View Full Version : Bleached Flour vs. Unbleached
Chefzhat
06-28-2001, 04:20 AM
Okay, here's today's goofy questions from me - what is the difference between these two besides the obvious? I've been buying unbleached just because I like to stay as natural as possible (and I can't use whole wheat all the time!) but someone told me there is no difference. Then someone else told me that the bleaching process entails chlorine and formaldahyde ICK!!!!!! So, what gives?? All you smarties on this board will set me straight! http://www.cookinglight.com/bbs/biggrin.gif
Mamasue
06-28-2001, 05:48 AM
Found this from google search....
"After the flour has been ground and blended to the desired mix of particles, it is treated chemically to accomplish in a matter of minutes what otherwise takes weeks. Bleaching removes the light yellow color caused by xanthophylls, a variety of carotenoid pigment also found in potatoes and onions. The color has no practical or nutritional significance and is oxidized simply to obtain a uniform whiteness. Bleaching does, however, destroy the small amounts of vitamin E in flour, which probably accounts for its bad reputation in some circles."

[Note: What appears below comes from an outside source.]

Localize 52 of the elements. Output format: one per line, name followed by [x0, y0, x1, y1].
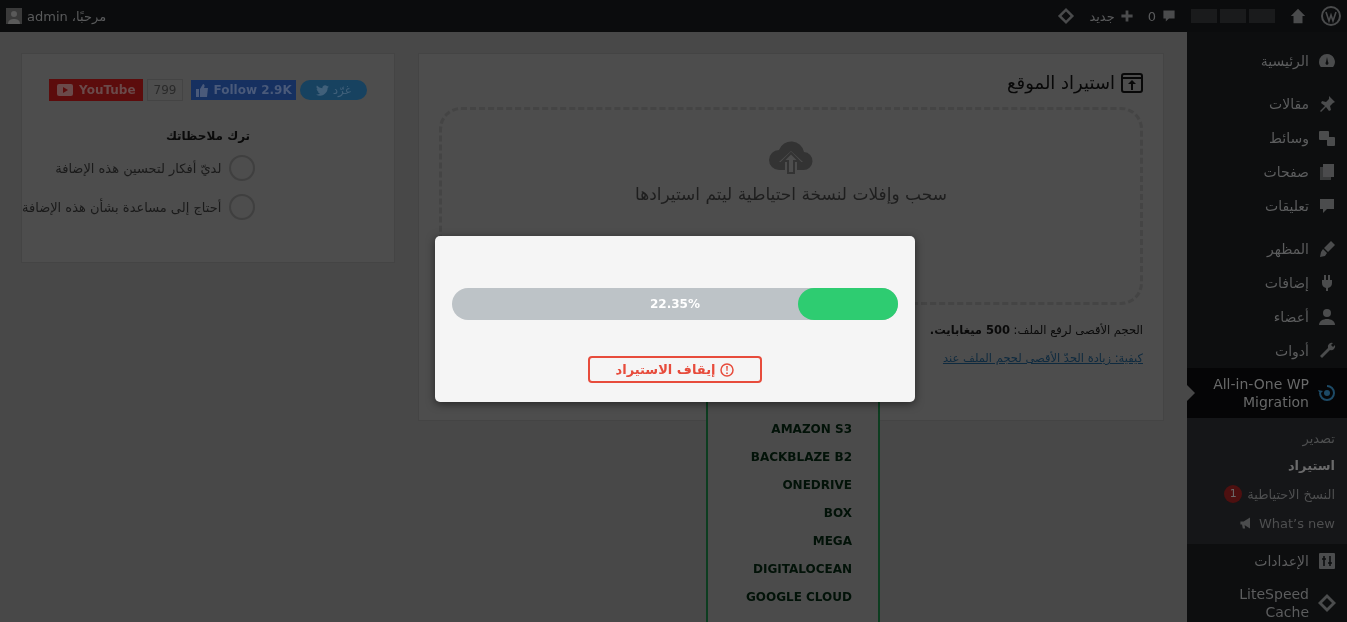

"Bleaching is often accomplished with the same gas, chlorine dioxide, that is used to age, or 'improve,' the flour. But even unbleached flour has been aged with potassium bromate or iodate. Aging has important practical results. It has long been known that flour allowed to sit for one to two months develops better baking qualities; hence the practice of letting flour 'age' before use (during this period, it is also naturally bleached by oxygen in the air). But, done in this way, aging is a time- and space-consuming, somewhat unpredictable procedure. Hence the use of chemicals both to accelerate and to control flour improvement. Aging affects the bonding characteristics of the gluten proteins in such a way that they form stronger, more elastic doughs."
NydiaC
06-28-2001, 07:27 AM
Great info Mamasue! I knew that it wasn't my imagination when I noticed that my homemade biscuits came out better with unbleached flour than bleached.
funnybone
06-28-2001, 08:05 AM
I had heard somewhere that flour was bleached because it was believed that "white flour was better looking". I prefer the unbleached. Once all ingredients are added to a recipe, the finished product is never pure white anyways.